Logo Bloomberg Technoz

Rupiah Kejar Penguatan 3 Hari Beruntun

Dian Sari Pertiwi
11 June 2026 09:25

Karyawan menghitung uang rupiah di salah satu tempat penukaran mata uang di Jakarta, Kamis (4/6/2026). (Bloomberg Technoz/Andrean Kristianto)
Karyawan menghitung uang rupiah di salah satu tempat penukaran mata uang di Jakarta, Kamis (4/6/2026). (Bloomberg Technoz/Andrean Kristianto)

Bloomberg Technoz, Jakarta - Rupiah membuka perdagangan Kamis (11/6/2026) dengan melanjutkan penguatannya, memperpanjang tren positif yang telah berlangsung dua hari beruntun. Jika kembali finis di jalur hijau pada perdagangan hari ini, maka mata uang Tanah Air resmi terapresiasi tiga hari berturut-turut.
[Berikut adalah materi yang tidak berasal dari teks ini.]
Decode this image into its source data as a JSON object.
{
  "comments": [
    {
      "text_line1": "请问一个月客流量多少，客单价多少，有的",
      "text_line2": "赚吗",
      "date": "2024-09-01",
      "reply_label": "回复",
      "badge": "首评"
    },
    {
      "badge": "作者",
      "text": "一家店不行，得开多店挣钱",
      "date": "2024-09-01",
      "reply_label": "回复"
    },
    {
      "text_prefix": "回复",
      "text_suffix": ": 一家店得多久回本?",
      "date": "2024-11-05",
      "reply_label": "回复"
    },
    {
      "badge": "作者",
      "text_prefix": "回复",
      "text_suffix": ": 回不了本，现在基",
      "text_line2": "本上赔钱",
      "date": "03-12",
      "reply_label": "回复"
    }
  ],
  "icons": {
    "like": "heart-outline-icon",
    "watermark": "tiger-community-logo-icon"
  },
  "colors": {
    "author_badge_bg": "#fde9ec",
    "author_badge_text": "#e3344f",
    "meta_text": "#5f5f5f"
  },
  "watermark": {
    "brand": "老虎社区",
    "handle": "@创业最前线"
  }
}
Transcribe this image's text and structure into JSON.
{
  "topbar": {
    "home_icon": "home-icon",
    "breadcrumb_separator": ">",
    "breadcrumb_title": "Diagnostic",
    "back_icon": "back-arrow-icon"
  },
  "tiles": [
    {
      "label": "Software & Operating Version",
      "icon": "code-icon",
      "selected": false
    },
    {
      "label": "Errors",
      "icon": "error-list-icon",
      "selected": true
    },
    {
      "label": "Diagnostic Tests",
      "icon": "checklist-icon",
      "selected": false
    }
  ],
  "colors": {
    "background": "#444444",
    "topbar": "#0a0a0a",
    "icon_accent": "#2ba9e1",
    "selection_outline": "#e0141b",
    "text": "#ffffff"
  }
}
Rupiah sempat terapresiasi 0,03% ke Rp17.948/US$ pada sesi pembukaan perdagangan, di tengah gejolak geopolitik yang masih terjadi antara Amerika Serikat (AS), Iran dan Israel. Sebelum akhirnya kembali melemah 0,09% ke Rp17.970/US$.

Penguatan rupiah yang berlangsung kemarin ditopang oleh kebangkitan aset-aset Indonesia, setelah otoritas moneter kembali menaikkan suku bunga acuan sebanyak 25 basis poin (bps) ke 5,5%. 
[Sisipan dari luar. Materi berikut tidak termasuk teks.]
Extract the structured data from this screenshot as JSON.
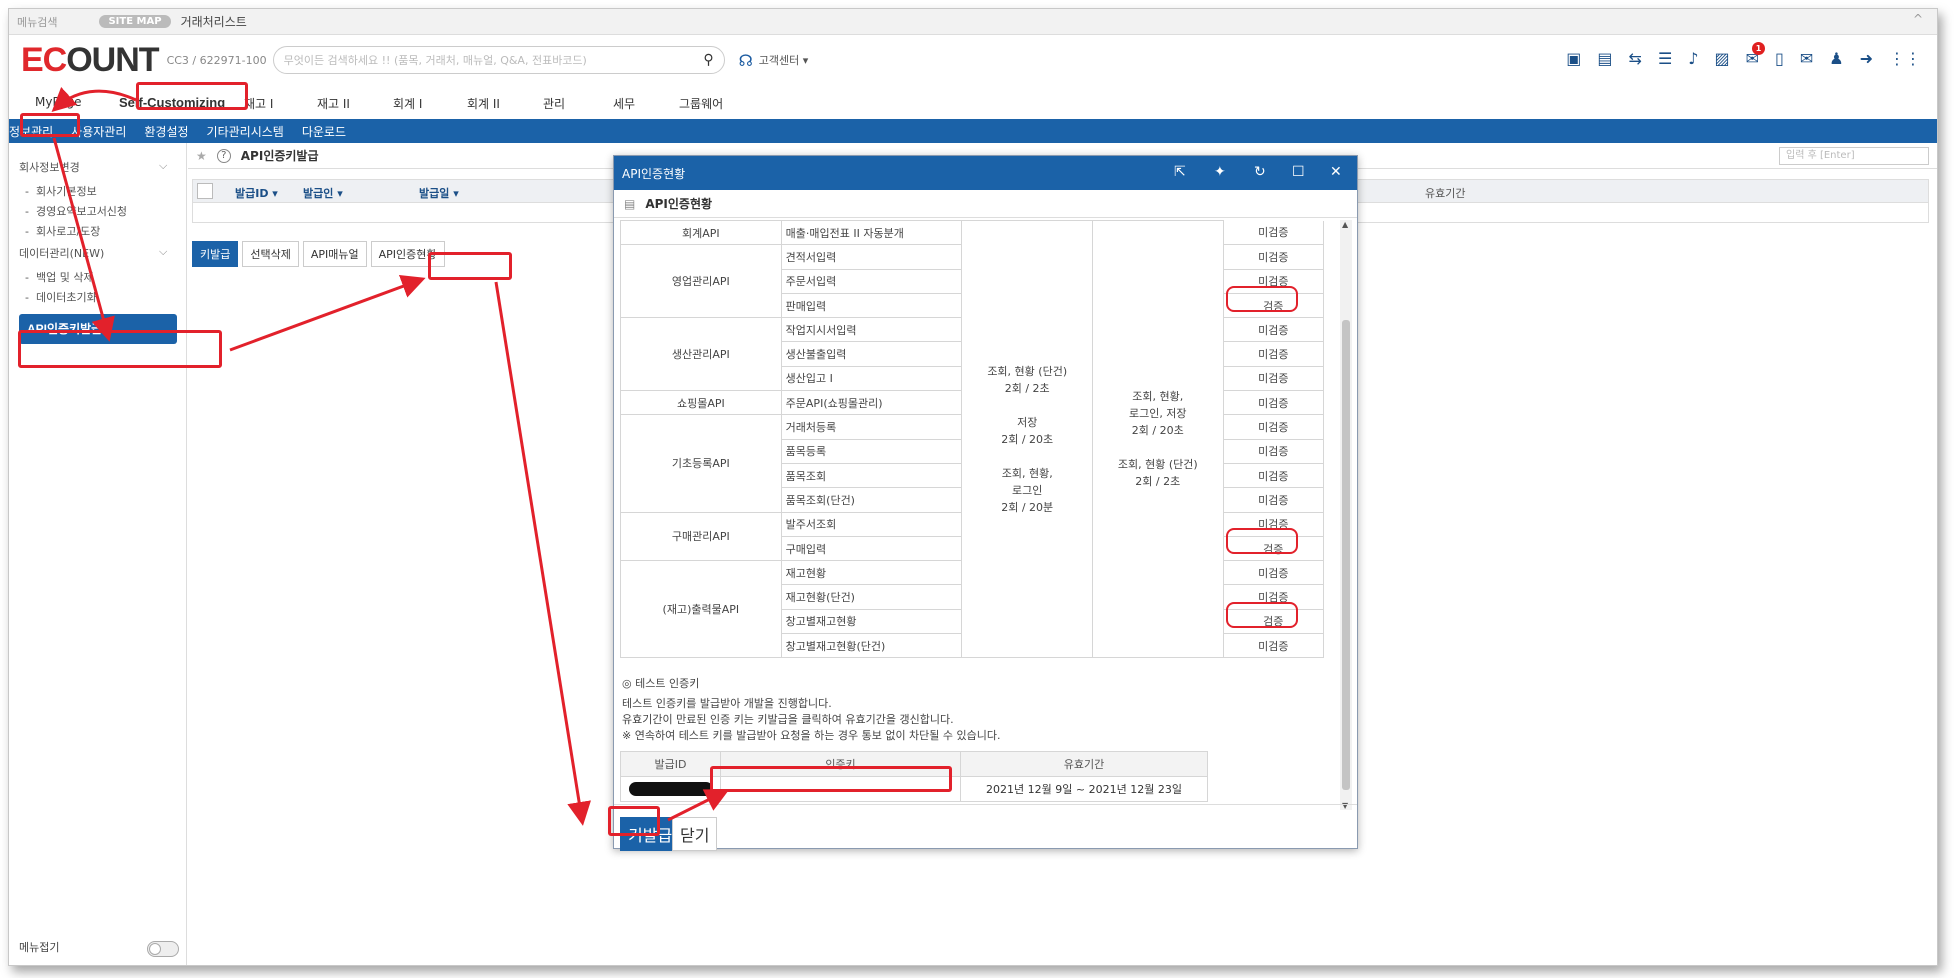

Di samping itu, Gubernur Bank Indonesia (BI) Perry Warjiyo dikabarkan telah memimpin konferensi dengan investor dari AS dan Eropa pada Selasa malam untuk menjelaskan keputusan kenaikan suku bunga mendadak yang dilakukan BI. Pada Rabu pagi, ia kembali menggelar pertemuan serupa dengan investor di kawasan Asia. 

Di saat yang sama, Menteri Keuangan Purbaya Yudhi Sadewa juga meyakinkan pasar dan anggota Dewan Perwakilan Rakyat (DPR) bahwa pemerintah tetap akan menjaga batas defisit anggaran sesuai ketentuan yang berlaku.